Intramacrophage proliferation of Histoplasma yeasts.Macrophage monolayers were established in 96-well plates by seeding with 3 × 10⁴ P388D1 cells. Macrophages were infected with yeasts at an MOI of 1:2 and were incubated in Ham’s F-12 medium with 10% FBS at 37°C in 5% CO₂/95% air. After 1 h, the medium was replaced to remove any remaining extracellular yeasts. Immediately or at 48 h postinfection, intracellular yeasts were quantified by removal of any extracellular yeasts with the culture supernatant followed by lysis of the macrophages with sterile H₂O. Intracellular yeasts were enumerated by plating serial dilutions of the macrophage lysate on solid HMM to enumerate CFU. The fold change in CFU between 0 h and 48 h was determined.

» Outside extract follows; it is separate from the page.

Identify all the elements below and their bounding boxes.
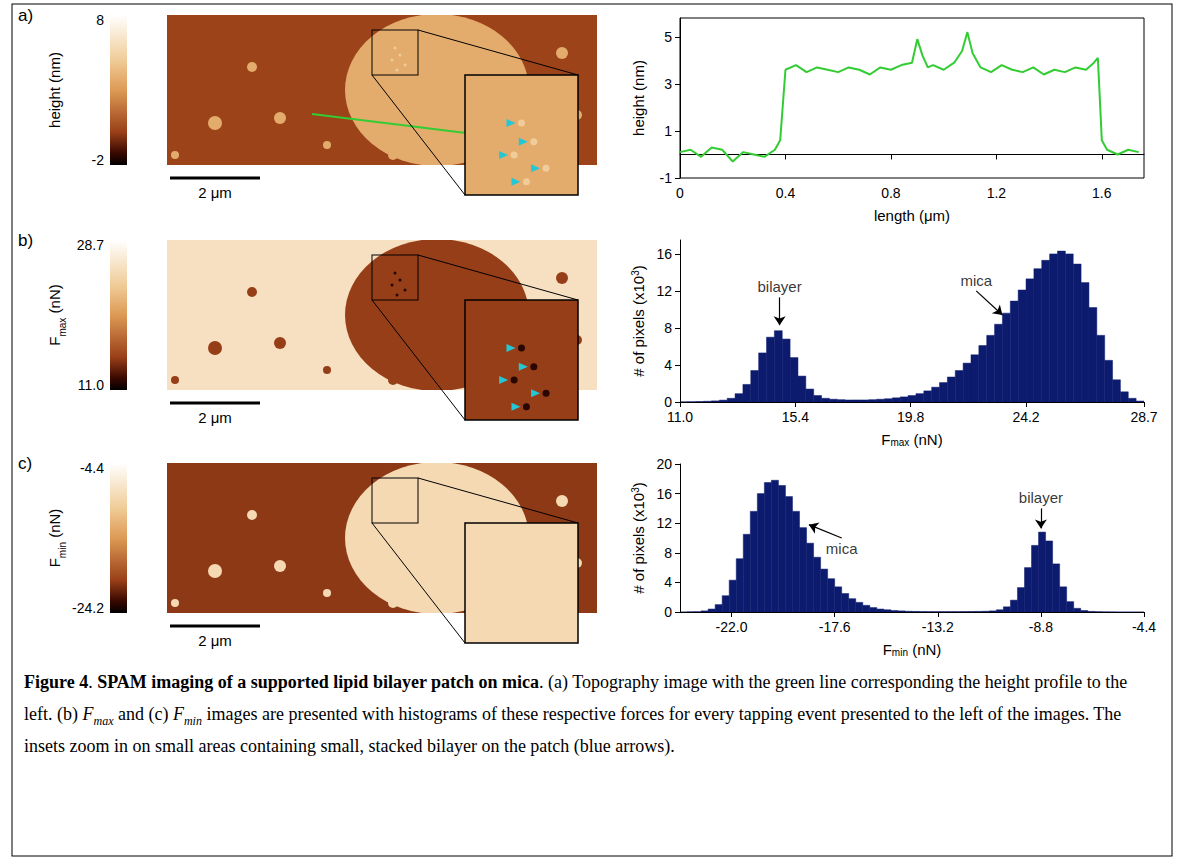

Murine model of pulmonary histoplasmosis.Wild-type C57BL/6 mice were infected with wild-type, mutant, or complemented Histoplasma strains by intranasal delivery of approximately 2 × 10⁴ yeast cells. Actual numbers of yeasts delivered were determined by plating serial dilutions of the inocula on solid media for enumeration of CFU. At 8 days postinfection, mice were euthanized, lungs were collected and homogenized in HMM, and serial dilutions of the homogenates were plated on solid HMM to determine the fungal burden (CFU). For the determination of the time course of infection, wild-type C57BL/6 mice were infected with Histoplasma by intranasal delivery of approximately 2 × 10⁴ yeast cells consisting of equal numbers of wild-type yeast cells (GFP negative; OSU296) and Pck1-deficient yeast cells (GFP fluorescent; OSU306) or of Fbp1-expressing yeast cells (RFP fluorescent; OSU296) and Fbp1-deficient yeast cells (RFP negative; OSU368). Fungal burdens in the lungs of infected mice were enumerated at 2, 4, 6, and 8 days postinfection. Green fluorescence, red fluorescence, or lack of fluorescence of colonies was determined with a modified transilluminator and image capture system (57) to perform deconvolution of the lung fungal burdens of individual strains from the mixed population. Animal experiments were performed in compliance with the National Research Council’s Guide for the Care and Use of Laboratory Animals and were approved by the Institutional Animal Care and Use Committee (IACUC) at The Ohio State University (protocol 2007A0241).

Statistical analyses.Data were analyzed by Student's t test (Prism v8; GraphPad Software) or Kruskal-Wallis one-way analysis of variance (ANOVA) on ranks with Dunn’s pairwise multiple-comparison test for determination of statistically significant differences, which are indicated in graphs with asterisk symbols (*, P < 0.05; **, P < 0.01; ***, P < 0.001).